UPDATE: Typhoon veers away from Hong Kong, hits southern ChinaPosted: September 22, 2013
HONG KONG – The year’s most powerful typhoon slammed into southern China on Sunday evening, forcing hundreds of flight cancellations, shutting down shipping and putting a nuclear power plant on alert after pummeling parts of the Philippines and Taiwan with heavy rains and fierce winds.
Typhoon Usagi veered away from Hong Kong at the last minute and made landfall northeast of the former British colony. Forecasters had warned earlier that it posed a “severe threat” to the southern Chinese city.
Usagi — Japanese for rabbit — was classified as a severe typhoon, packing sustained winds of 109 miles per hour, with gusts of up to 132 mph.
The storm was downgraded from a super typhoon on Saturday — with its sustained winds falling below 150 miles per hour — as it passed through the Luzon Strait separating the Philippines and Taiwan, likely sparing residents in both places from the most destructive winds near its eye.
In the Philippines, Usagi left at least two people dead and two others missing, while in Taiwan nine people were hurt by falling trees on Kinmen island off China’s coast.
The typhoon landed near the city of Shanwei in the Chinese province of Guangdong, about 87 miles northeast of Hong Kong, and was moving west-northwest at 14 mph, the Hong Kong Observatory said. It was expected to skirt about 62 miles north of Hong Kong overnight.
Ferry services between Hong Kong and nearby Macau and outlying islands were suspended as the observatory raised the No. 8 storm warning signal, the third highest on a five-point scale. It reported winds as strong as 42 mph and warned that a storm surge and heavy rains could cause flooding in low-lying areas.
Police in Shanwei ordered more than 8,000 fishing boats to return to port and more than 1,200 residents were taken to temporary shelters, China’s official Xinhua news agency reported.
The typhoon wreaked havoc on airport schedules in Hong Kong, nearby Macau and mainland China, upsetting travel plans for many passengers who were returning home at the end of the three-day mid-autumn festival long weekend.
Hong Kong International Airport said 370 arriving and departing flights were canceled and another 64 delayed. Two of Hong Kong’s biggest airlines, Cathay Pacific Airways and Dragonair, canceled flights to and from the city’s airport starting at 6 p.m. Sunday, with plans to resume operations Monday if conditions permit.
Beijing-based Air China scrubbed 148 flights to and from Hong Kong, Macau and five nearby mainland cities.

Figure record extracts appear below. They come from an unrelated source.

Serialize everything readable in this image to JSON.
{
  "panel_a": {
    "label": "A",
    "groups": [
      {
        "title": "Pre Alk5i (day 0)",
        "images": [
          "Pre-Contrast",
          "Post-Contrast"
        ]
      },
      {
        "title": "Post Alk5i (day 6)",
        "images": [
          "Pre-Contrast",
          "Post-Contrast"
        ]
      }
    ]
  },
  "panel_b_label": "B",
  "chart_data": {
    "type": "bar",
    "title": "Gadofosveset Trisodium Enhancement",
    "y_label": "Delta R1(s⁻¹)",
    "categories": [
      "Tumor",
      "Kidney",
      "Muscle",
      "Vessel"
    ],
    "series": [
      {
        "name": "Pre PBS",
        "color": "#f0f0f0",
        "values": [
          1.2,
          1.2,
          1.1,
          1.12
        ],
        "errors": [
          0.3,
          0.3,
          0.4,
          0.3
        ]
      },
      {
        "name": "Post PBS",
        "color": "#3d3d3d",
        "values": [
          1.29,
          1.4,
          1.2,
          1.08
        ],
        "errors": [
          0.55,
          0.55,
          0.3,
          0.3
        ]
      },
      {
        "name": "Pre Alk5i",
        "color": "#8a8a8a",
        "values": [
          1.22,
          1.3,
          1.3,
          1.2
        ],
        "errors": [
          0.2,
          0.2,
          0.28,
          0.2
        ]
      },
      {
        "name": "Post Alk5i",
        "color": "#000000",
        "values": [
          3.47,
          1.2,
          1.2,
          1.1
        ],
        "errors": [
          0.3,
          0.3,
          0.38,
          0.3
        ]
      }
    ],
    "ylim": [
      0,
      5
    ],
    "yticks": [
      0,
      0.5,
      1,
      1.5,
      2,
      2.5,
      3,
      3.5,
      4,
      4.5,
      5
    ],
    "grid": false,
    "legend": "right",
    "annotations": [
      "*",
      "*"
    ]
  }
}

China Southern Airlines, based in Guangzhou, canceled all flights to and from Hong Kong and three mainland airports, Xinhua said.
Fujian province suspended shipping between mainland China and Taiwan, the news agency said.
Authorities in Guangdong initiated an emergency response plan for the Daya Bay nuclear power station northeast of Hong Kong as Usagi approached, ordering four of six reactors to operate at a reduced load, Xinhua said.
In Taiwan, more than 3,300 people were evacuated from flood-prone areas and mountainous regions. The storm also caused a landslide that buried a rail line on Taiwan’s southeast coast, but rail services were restored by Sunday morning.
Another landslide late Saturday in the southeastern hot springs resort village of Chihpen sent mud and rocks crashing through the ground floor of a resort spa, forcing the evacuation of frightened guests. The Chihpen River breached its levies upriver, turning the village’s main street into a rock-strewn stream, flooding homes and damaging vehicles.
In the Philippines, a 50-year-old man and a 20-year-old woman drowned when a passenger boat capsized in rough waters off northeastern Aurora province, the Office of Civil Defense said Saturday. Two other people were missing in the incident, while the remaining nine passengers and crew were rescued.
The typhoon set off landslides, flooded parts of six Philippine provinces and affected nearly 20,000 people, but disaster-response officials did not immediately report additional casualties.